The census surveyed all 430 U.S. fertility practices, asking how many embryos they have stored and their "disposition"—a reference to the fact that virtually all fertility patients must sign a form saying whether they want leftover embryos stored, destroyed or made available for donation, either to researchers or infertile women.
All but 90 doctor's offices and clinics responded, and the team estimated the number of embryos at 58 of the 90 on the basis of their number of clients and other details. The team tallied a "conservative" total of 396,526 embryos.
About 3 percent were earmarked for research; 2 percent for destruction and a like number for donation to women; and 1 percent for quality-assurance studies. Most of the rest—about 87 percent of the total—were reserved for ongoing fertility efforts.
The survey, detailed in the May issue of the journal Fertility and Sterility, did not ascertain how long embryos had been in storage—a detail some experts said would make clear that most embryos saved for further fertility work are unlikely to be used for making babies. Frozen embryos can remain viable for a decade or more, but with each passing year, couples are increasingly unlikely to use them, because they have either given birth or given up.
There are no easy answers to the embryo glut. In the United Kingdom, where 52,000 human embryos were in storage as of 1996, the government triggered an uproar when it imposed a policy of destroying "abandoned" embryos after five years.

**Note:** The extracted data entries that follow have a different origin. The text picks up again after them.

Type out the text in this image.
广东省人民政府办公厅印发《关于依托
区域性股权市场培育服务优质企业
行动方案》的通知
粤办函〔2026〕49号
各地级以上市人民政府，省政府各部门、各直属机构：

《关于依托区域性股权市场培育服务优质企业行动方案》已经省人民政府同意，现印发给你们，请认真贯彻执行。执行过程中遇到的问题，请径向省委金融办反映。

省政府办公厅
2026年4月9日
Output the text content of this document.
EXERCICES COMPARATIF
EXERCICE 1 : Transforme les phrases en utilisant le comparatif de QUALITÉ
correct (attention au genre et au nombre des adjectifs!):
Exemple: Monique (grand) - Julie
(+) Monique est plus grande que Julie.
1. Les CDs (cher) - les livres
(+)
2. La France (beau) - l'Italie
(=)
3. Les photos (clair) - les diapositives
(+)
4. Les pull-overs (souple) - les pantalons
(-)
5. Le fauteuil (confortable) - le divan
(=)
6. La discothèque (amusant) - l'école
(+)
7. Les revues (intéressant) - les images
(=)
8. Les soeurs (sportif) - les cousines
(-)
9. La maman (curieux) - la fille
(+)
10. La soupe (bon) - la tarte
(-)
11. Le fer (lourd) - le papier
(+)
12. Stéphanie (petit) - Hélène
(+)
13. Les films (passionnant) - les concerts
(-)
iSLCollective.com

"In the U.S., it would be pretty tough to tell someone that," said study leader Hoffman, a director of the IVF Florida Reproductive Associates in Margate, Fla. "In this country, it's the patients who determine what's done with their embryos. Not doctors, not the government or the bureaucracy."
Harvard University stem cell scientist Douglas Melton reacted to the new census with frustration. "These embryos could be put to a number of good research purposes," he said, including gaining a better understanding of birth defects and developing cellular therapies for serious diseases.
But opponents of embryo research said the report should prompt fertility doctors to find ways to waste fewer embryos. The situation, said Douglas Johnson, legislative director of the National Right to Life Committee, "bespeaks a mind-set that does not regard these as members of the human family."
Jeffrey Kahn, director of the University of Minnesota's Center for Bioethics, said the discovery that so many embryos are being made and maintained by fertility doctors puts in perspective claims by Johnson and others that stem cell researchers want to create "human embryo farms" for their studies.
"It shows that the place where embryos are made is largely not in the private research enterprise but in the reproductive medicine clinics," Kahn said. "In a way, people who are upset about the mass production of human embryos have been barking up the wrong tree."